Creativity is often seen as a talent, or as a characteristic of eminent people. Distinctive personality traits have been identified to exemplify a creative mind. At the same time, a number of studies recognise that creativity can be enhanced and cultivated. How well are educational systems enhancing this transversal skill and promoting students’ creativity? Are schools creating the conditions for creativity to flourish? And, most of all, why should school address creativity?

Many of the core indicators of creative thinking and behaviour can be seen in individuals who enjoy the process of learning through experimentation and exploration. These processes employ elements of play, exploring alternative approaches applying imaginative thinking to achieve an objective, making connections with previous and new learning and thinking critically about ideas, actions and outcomes.
The use of ICT often exploits one of the best understood features of ICT, to increase the speed of the creative process, enabling the creative development in the digital medium to keep pace with the thinking and process of having ideas.
Specialist software has been developed to aid creative thinking and give substance to these ideas on screen and on paper, to communicate through presentations, to share with others via the web and in multi-sensory forms including visual image, sound and as three-dimensional product or installation. These processes all make use of another of the main features of ICT, provisionality.        Provisionality enables Young people to use ICT to develop partially formed ideas, to visualise and give substance to their thinking.
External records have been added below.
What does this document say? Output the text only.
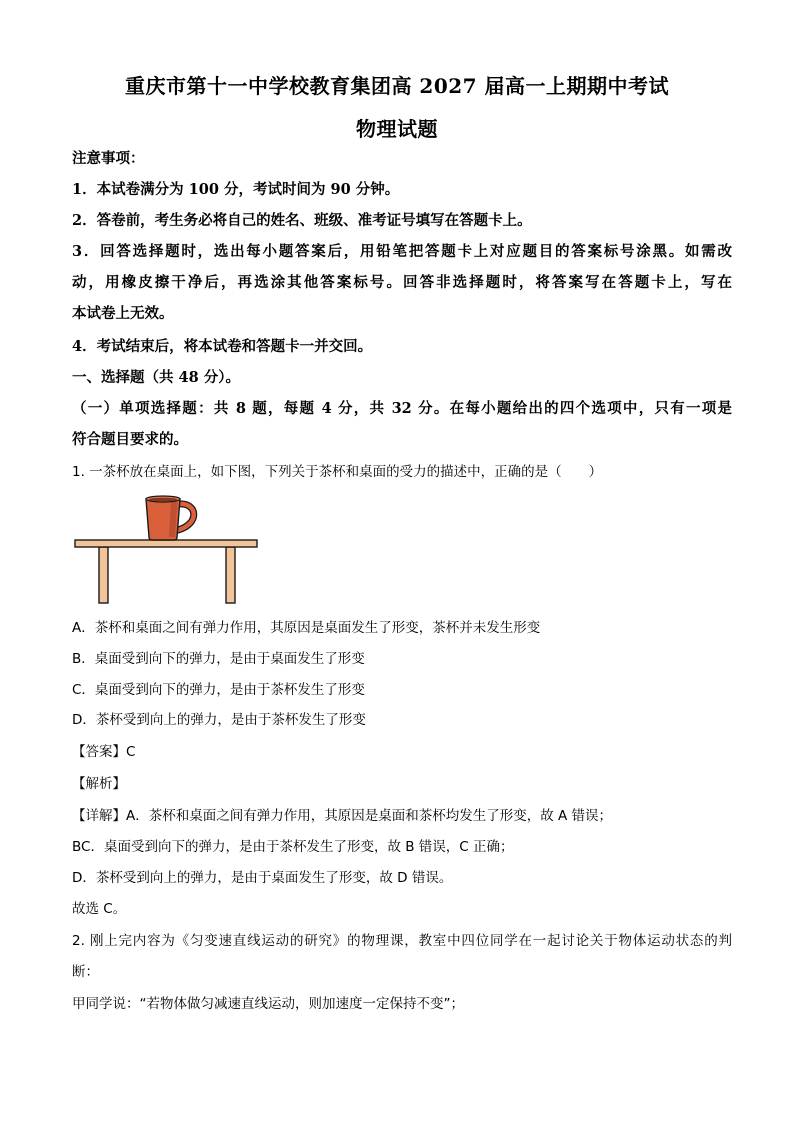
重庆市第十一中学校教育集团高 2027 届高一上期期中考试
物理试题
注意事项：
1．本试卷满分为 100 分，考试时间为 90 分钟。
2．答卷前，考生务必将自己的姓名、班级、准考证号填写在答题卡上。
3．回答选择题时，选出每小题答案后，用铅笔把答题卡上对应题目的答案标号涂黑。如需改
动，用橡皮擦干净后，再选涂其他答案标号。回答非选择题时，将答案写在答题卡上，写在
本试卷上无效。
4．考试结束后，将本试卷和答题卡一并交回。
一、选择题（共 48 分）。
（一）单项选择题：共 8 题，每题 4 分，共 32 分。在每小题给出的四个选项中，只有一项是
符合题目要求的。
1. 一茶杯放在桌面上，如下图，下列关于茶杯和桌面的受力的描述中，正确的是（　　）
A．茶杯和桌面之间有弹力作用，其原因是桌面发生了形变，茶杯并未发生形变
B．桌面受到向下的弹力，是由于桌面发生了形变
C．桌面受到向下的弹力，是由于茶杯发生了形变
D．茶杯受到向上的弹力，是由于茶杯发生了形变
【答案】C
【解析】
【详解】A．茶杯和桌面之间有弹力作用，其原因是桌面和茶杯均发生了形变，故 A 错误；
BC．桌面受到向下的弹力，是由于茶杯发生了形变，故 B 错误，C 正确；
D．茶杯受到向上的弹力，是由于桌面发生了形变，故 D 错误。
故选 C。
2. 刚上完内容为《匀变速直线运动的研究》的物理课，教室中四位同学在一起讨论关于物体运动状态的判
断：
甲同学说：“若物体做匀减速直线运动，则加速度一定保持不变”；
It removes much of the fear of failure or loss of evidence of their efforts, so they can step-back to earlier ideas, re-visit and re-assess what they have done.
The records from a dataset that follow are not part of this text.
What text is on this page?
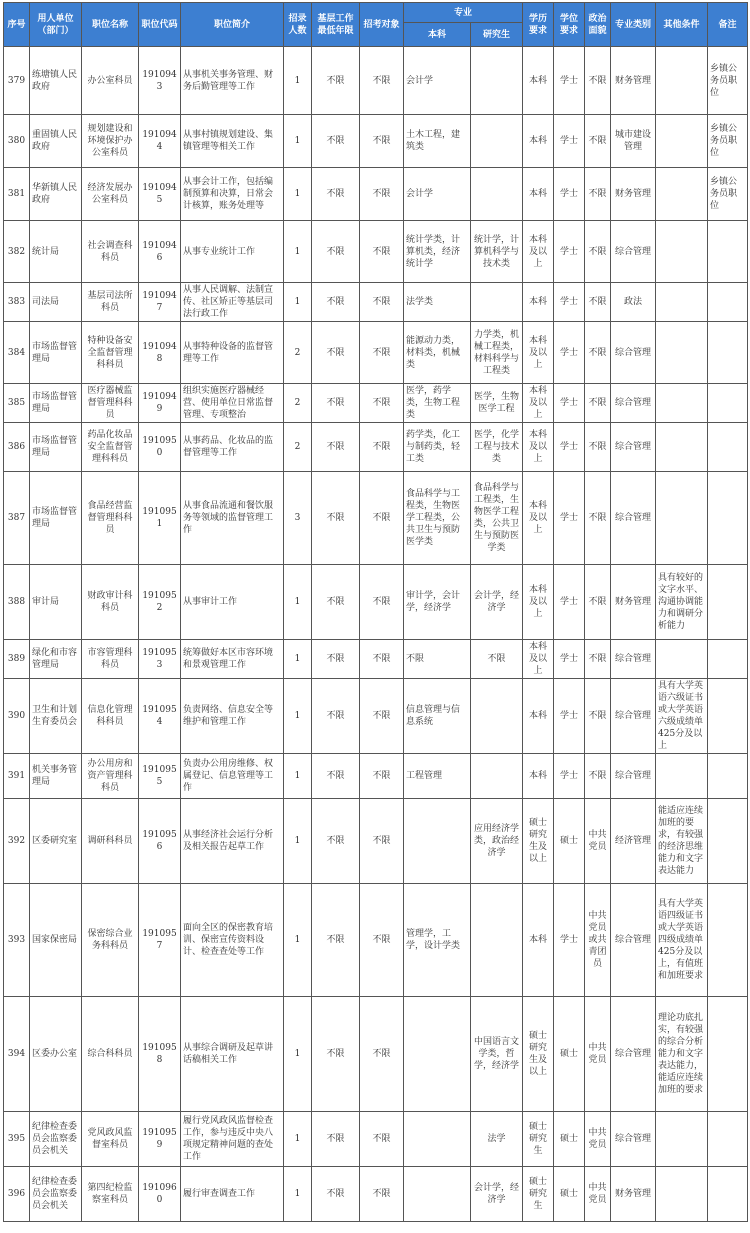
序号	用人单位（部门）	职位名称	职位代码	职位简介	招录人数	基层工作最低年限	招考对象	专业		学历要求	学位要求	政治面貌	专业类别	其他条件	备注
								本科	研究生						
379	练塘镇人民政府	办公室科员	1910943	从事机关事务管理、财务后勤管理等工作	1	不限	不限	会计学		本科	学士	不限	财务管理		乡镇公务员职位
380	重固镇人民政府	规划建设和环境保护办公室科员	1910944	从事村镇规划建设、集镇管理等相关工作	1	不限	不限	土木工程，建筑类		本科	学士	不限	城市建设管理		乡镇公务员职位
381	华新镇人民政府	经济发展办公室科员	1910945	从事会计工作，包括编制预算和决算，日常会计核算，账务处理等	1	不限	不限	会计学		本科	学士	不限	财务管理		乡镇公务员职位
382	统计局	社会调查科科员	1910946	从事专业统计工作	1	不限	不限	统计学类，计算机类，经济统计学	统计学，计算机科学与技术类	本科及以上	学士	不限	综合管理		
383	司法局	基层司法所科员	1910947	从事人民调解、法制宣传、社区矫正等基层司法行政工作	1	不限	不限	法学类		本科	学士	不限	政法		
384	市场监督管理局	特种设备安全监督管理科科员	1910948	从事特种设备的监督管理等工作	2	不限	不限	能源动力类，材料类，机械类	力学类，机械工程类，材料科学与工程类	本科及以上	学士	不限	综合管理		
385	市场监督管理局	医疗器械监督管理科科员	1910949	组织实施医疗器械经营、使用单位日常监督管理、专项整治	2	不限	不限	医学，药学类，生物工程类	医学，生物医学工程	本科及以上	学士	不限	综合管理		
386	市场监督管理局	药品化妆品安全监督管理科科员	1910950	从事药品、化妆品的监督管理等工作	2	不限	不限	药学类，化工与制药类，轻工类	医学，化学工程与技术类	本科及以上	学士	不限	综合管理		
387	市场监督管理局	食品经营监督管理科科员	1910951	从事食品流通和餐饮服务等领域的监督管理工作	3	不限	不限	食品科学与工程类，生物医学工程类，公共卫生与预防医学类	食品科学与工程类，生物医学工程类，公共卫生与预防医学类	本科及以上	学士	不限	综合管理		
388	审计局	财政审计科科员	1910952	从事审计工作	1	不限	不限	审计学，会计学，经济学	会计学，经济学	本科及以上	学士	不限	财务管理	具有较好的文字水平、沟通协调能力和调研分析能力	
389	绿化和市容管理局	市容管理科科员	1910953	统筹做好本区市容环境和景观管理工作	1	不限	不限	不限	不限	本科及以上	学士	不限	综合管理		
390	卫生和计划生育委员会	信息化管理科科员	1910954	负责网络、信息安全等维护和管理工作	1	不限	不限	信息管理与信息系统		本科	学士	不限	综合管理	具有大学英语六级证书或大学英语六级成绩单425分及以上	
391	机关事务管理局	办公用房和资产管理科科员	1910955	负责办公用房维修、权属登记、信息管理等工作	1	不限	不限	工程管理		本科	学士	不限	综合管理		
392	区委研究室	调研科科员	1910956	从事经济社会运行分析及相关报告起草工作	1	不限	不限		应用经济学类，政治经济学	硕士研究生及以上	硕士	中共党员	经济管理	能适应连续加班的要求，有较强的经济思维能力和文字表达能力	
393	国家保密局	保密综合业务科科员	1910957	面向全区的保密教育培训、保密宣传资料设计、检查查处等工作	1	不限	不限	管理学，工学，设计学类		本科	学士	中共党员或共青团员	综合管理	具有大学英语四级证书或大学英语四级成绩单425分及以上，有值班和加班要求	
394	区委办公室	综合科科员	1910958	从事综合调研及起草讲话稿相关工作	1	不限	不限		中国语言文学类，哲学，经济学	硕士研究生及以上	硕士	中共党员	综合管理	理论功底扎实，有较强的综合分析能力和文字表达能力，能适应连续加班的要求	
395	纪律检查委员会监察委员会机关	党风政风监督室科员	1910959	履行党风政风监督检查工作，参与违反中央八项规定精神问题的查处工作	1	不限	不限		法学	硕士研究生	硕士	中共党员	综合管理		
396	纪律检查委员会监察委员会机关	第四纪检监察室科员	1910960	履行审查调查工作	1	不限	不限		会计学，经济学	硕士研究生	硕士	中共党员	财务管理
The four key features of Creativity:
  • using imagination
  • pursuing purposes
  • being original
  • finding value
Indicators of creative thinking and behaviour:
Young people may demonstrate that they can:
  • generate imaginative ideas in response to a stimuli;
  • discover and make connections through play and experimentation;
  • explore and experiment with resources and materials;
  • ask 'why', 'how', 'what if' or unusual questions;
  • try alternatives or different functions;
  • look at and think about things differently and from other points of view;
  • respond to ideas, tasks and problems in surprising ways;
  • make connections and see relationships;
  • reflect critically on ideas, actions and outcomes;
  • apply imaginative thinking to achieve an objective;


ICT provides a means by which any and all of these indicators can be realised in the context of the task or activity. Whether you are using creative software to design or create imaginative outcomes in the arts, modelling with a spreadsheet, refining performance using digital video or using the technology to share ideas and views with others over the Internet. The strong link between creativity and the arts is well documented and commonly understood as is the multi-sensory/multi-modality dimensions often exploited by 'creatives', particularly within the areas of computer gaming and the creative industries.
Many people see imagination as the key feature of creativity, but although creative processes are rooted in imagination they need to be much more than just imagining. They need to have substance, to be realized as a process of development, a full or partially formed outcome.
ICT provides a means by which imagining can be given substance (an outcome of value), and provides a means by which pictures and diagrams can be used to help young people think and learn, using for example, mind mapping software, graph functions, graphic tablets and tablet PCs to develop ideas visually and then share these ideas with others. Musicans, Film-makers, Artists, Designers, Engineers, Scientists and Writers, professionals from the worlds of health care and social welfare, commerce and manufacturing, all of whom use ICT creatively, can themselves provide models of use. It is also important to show pupils the potential for creative work and to enable them to make choices for their future careers.